Fondamentalmente, i bias cognitivi sono di cinque tipi.
Il confirmation bias, che ci spinge a ritenere veritiero ciò che è affine a quanto già crediamo vero, ed a respingere ciò che invece lo contraddice – indipendentemente dalla attendibilità della fonte.
L’illusion of control, che ci porta a sovrastimare la nostra capacità di influenzare gli eventi esterni, infondendoci una sicurezza immotivata.

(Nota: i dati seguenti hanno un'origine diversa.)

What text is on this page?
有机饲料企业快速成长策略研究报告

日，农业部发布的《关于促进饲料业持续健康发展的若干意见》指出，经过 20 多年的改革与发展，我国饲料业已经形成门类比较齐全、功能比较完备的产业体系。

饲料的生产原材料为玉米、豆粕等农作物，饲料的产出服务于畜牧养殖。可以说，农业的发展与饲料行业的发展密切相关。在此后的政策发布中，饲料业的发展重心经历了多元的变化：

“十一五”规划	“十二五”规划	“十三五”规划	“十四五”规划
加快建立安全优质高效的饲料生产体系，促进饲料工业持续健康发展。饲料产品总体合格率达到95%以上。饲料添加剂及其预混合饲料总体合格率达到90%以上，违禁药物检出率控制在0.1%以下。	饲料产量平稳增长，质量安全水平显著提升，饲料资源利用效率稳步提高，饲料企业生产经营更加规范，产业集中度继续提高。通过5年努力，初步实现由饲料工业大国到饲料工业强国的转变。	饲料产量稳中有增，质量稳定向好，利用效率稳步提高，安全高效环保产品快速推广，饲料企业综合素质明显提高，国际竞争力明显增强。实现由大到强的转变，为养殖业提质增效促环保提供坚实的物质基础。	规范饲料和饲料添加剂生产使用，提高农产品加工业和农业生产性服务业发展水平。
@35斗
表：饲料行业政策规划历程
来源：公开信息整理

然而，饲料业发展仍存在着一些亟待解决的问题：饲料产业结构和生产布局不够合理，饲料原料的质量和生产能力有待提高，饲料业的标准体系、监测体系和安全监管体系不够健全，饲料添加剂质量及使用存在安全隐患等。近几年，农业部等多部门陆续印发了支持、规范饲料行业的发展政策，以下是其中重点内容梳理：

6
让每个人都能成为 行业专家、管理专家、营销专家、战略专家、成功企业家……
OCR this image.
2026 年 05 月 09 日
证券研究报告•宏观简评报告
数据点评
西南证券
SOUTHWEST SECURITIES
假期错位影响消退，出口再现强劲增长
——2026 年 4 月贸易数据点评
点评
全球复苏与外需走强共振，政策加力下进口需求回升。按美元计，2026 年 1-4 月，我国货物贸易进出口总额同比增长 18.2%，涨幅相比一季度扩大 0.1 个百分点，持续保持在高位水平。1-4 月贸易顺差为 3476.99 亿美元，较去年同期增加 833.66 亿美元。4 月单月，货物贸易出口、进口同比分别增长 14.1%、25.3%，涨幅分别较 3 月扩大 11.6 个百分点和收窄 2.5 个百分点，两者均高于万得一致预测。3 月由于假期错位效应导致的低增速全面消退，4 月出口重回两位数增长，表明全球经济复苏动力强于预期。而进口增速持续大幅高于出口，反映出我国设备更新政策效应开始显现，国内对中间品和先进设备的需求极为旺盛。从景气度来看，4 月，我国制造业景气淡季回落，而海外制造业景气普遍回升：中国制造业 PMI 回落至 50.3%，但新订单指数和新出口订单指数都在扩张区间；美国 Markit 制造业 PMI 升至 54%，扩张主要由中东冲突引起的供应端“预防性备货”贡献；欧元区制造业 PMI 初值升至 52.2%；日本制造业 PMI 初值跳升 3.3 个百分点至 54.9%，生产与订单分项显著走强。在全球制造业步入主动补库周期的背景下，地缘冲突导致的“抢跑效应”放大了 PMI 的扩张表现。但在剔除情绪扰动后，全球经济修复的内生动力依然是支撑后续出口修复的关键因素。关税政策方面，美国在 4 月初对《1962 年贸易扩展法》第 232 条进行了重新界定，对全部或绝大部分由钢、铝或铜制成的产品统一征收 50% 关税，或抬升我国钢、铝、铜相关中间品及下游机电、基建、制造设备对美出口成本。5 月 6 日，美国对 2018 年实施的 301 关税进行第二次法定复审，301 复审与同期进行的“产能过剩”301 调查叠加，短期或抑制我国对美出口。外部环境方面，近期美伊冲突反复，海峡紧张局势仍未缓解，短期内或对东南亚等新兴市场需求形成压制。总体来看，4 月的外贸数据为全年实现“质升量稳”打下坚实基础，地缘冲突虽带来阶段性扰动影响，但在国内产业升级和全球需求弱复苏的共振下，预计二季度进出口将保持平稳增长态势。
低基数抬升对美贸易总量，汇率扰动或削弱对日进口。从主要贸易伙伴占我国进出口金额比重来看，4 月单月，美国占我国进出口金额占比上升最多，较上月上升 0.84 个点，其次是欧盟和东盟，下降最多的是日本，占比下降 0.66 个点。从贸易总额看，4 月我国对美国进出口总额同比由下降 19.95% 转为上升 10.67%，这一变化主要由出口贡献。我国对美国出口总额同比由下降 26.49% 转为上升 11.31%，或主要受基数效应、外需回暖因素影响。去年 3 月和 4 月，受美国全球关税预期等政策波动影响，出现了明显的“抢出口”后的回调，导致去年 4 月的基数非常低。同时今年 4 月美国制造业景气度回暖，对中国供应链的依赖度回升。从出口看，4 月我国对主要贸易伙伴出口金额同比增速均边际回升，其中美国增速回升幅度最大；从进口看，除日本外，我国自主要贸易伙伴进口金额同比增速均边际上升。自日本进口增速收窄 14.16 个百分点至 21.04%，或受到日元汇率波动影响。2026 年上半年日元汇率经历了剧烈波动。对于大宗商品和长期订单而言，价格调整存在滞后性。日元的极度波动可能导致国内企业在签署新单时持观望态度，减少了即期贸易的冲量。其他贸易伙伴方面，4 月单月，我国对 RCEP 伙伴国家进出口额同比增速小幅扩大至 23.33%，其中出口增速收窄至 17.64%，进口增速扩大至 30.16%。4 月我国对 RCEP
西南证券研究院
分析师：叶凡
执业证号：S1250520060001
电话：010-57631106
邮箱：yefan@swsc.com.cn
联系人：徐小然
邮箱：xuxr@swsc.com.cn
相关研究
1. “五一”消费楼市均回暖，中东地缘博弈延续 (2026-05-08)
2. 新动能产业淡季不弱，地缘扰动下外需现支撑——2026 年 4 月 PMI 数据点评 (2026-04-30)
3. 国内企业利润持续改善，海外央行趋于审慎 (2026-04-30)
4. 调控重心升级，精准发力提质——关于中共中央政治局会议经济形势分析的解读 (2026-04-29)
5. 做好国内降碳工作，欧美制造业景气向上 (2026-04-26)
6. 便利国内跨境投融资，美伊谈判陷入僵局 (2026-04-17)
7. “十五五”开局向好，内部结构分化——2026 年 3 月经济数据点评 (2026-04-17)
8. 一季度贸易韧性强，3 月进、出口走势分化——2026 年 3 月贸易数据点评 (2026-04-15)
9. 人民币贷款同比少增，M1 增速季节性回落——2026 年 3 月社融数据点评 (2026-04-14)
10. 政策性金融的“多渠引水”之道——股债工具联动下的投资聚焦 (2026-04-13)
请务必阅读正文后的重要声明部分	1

L’overconfidence, è l’eccessiva fiducia nelle nostre valutazioni e nei nostri giudizi, che ci porta a credere che abbiamo informazioni più accurate e complete degli altri, e di quanto non siano realmente. Questo eccesso di fiducia è connesso con il cosiddetto ‘effetto Dunning Kruger’ (più le persone sono incompetenti, meno capiscono di esserlo).
Il gambler’s fallacy, o ‘fallacia dello scommettitore’, è un errore di logica. Ci fa ritenere che il verificarsi di un evento casuale sia influenzato dal verificarsi di un altro evento, altrettanto casuale. Nel gioco della roulette, ad esempio, l’idea che ‘uscirà’ il nero perché il rosso è già uscito.
Il bias blind spot, infine, è una sorta di meta-bias; in altre parole, consiste nel ritenere di esserne più immuni di chiunque altro.
La condizione in cui sentiamo prevalente “quello che non ho”, con tutto ciò che ne consegue, è il terreno fertilissimo in cui affondano le radici i nostri bias.
Alla nostra insicurezza, alla nostra incertezza, i bias offrono conforto; falso, ma che ci risulta credibile, e comunque ‘consolatorio’.
É un bias cognitivo che ci spinge a condividere una fake-news, anche se evidentemente incredibile, per il semplice fatto che – ad esempio – sia denigratoria nei confronti di qualcuno che avversiamo. O che, per converso, ci spinge a rifiutare qualsiasi argomentazione che contraddica una nostra convinzione profonda.
L’insicurezza è insomma la condizione psicologica in cui avviene la proliferazione dei bias.
Ma il problema non è solo che ci inducono a scelte errate. Il problema è che ci infilano in un cul-de-sac da cui è sempre più difficile uscire.
Se riusciamo a riflettere un attimo su ciò, possiamo sfuggire – foss’anche solo momentaneamente – alla trappola dei bias cognitivi, e renderci conto di quali siano le radici, le motivazioni di quanto ci sta accadendo intorno. Potremo capire più agevolmente cosa ci stia portando (come società, come soggetto collettivo) a taluni comportamenti che non hanno alcun fondamento, alcuna giustificazione razionale. A quel punto magari capiremo anche che, come dice Buckminster Fuller, “le cose non si cambiano mai combattendo l’esistente. Per cambiare qualcosa, costruite un nuovo modello che rende l’esistente obsoleto.”